Cette occasion, qu’attendait avec une fiévreuse impatience Louis de Clameran, son rival, Prosper Bertomy, devait, pensait-il, la lui fournir.

Il aimait trop Madeleine pour ne pas être jaloux jusqu’à la rage de l’homme que, librement, elle avait choisi, pour ne pas le haïr de toute la force de sa passion.

Il ne tenait qu’à lui, il le savait, d’épouser Madeleine ; mais comment ? Grâce à d’indignes violences, en lui tenant le couteau sur la gorge. Il se sentait devenir fou à l’idée qu’il la posséderait, que son corps serait à lui, mais que sa pensée, échappant à sa puissance, s’envolerait vers Prosper.

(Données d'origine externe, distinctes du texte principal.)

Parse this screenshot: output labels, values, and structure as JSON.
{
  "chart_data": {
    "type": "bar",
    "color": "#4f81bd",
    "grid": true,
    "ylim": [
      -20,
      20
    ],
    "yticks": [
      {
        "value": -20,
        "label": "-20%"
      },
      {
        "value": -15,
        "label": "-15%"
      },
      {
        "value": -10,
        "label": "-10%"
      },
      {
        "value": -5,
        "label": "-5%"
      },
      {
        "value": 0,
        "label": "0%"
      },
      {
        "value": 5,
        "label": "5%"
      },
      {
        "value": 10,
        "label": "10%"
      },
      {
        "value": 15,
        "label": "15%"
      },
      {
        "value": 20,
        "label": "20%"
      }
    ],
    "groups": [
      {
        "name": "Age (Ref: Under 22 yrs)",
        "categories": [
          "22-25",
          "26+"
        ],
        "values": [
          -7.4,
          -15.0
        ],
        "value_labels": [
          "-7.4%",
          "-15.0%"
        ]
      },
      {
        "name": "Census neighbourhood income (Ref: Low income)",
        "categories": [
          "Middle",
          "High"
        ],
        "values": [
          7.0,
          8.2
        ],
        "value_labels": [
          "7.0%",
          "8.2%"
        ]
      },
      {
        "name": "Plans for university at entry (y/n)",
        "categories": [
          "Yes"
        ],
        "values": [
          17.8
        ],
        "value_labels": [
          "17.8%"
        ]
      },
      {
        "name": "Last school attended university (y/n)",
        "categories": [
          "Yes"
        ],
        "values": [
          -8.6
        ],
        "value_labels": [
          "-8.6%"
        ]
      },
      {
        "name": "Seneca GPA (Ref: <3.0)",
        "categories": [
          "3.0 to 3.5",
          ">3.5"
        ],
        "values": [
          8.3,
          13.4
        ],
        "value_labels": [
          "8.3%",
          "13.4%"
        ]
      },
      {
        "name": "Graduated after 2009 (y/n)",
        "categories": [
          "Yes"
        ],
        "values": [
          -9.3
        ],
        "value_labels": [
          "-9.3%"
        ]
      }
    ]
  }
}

Aussi s’était-il juré qu’avant de se marier il précipiterait le caissier dans quelque cloaque d’infamie, d’où il lui serait impossible de sortir. Il avait songé à le tuer, il aimait mieux le déshonorer.

Jadis il s’était imaginé qu’il lui serait aisé de perdre l’infortuné jeune homme ; il supposait que lui-même en fournirait les moyens. Il s’était trompé.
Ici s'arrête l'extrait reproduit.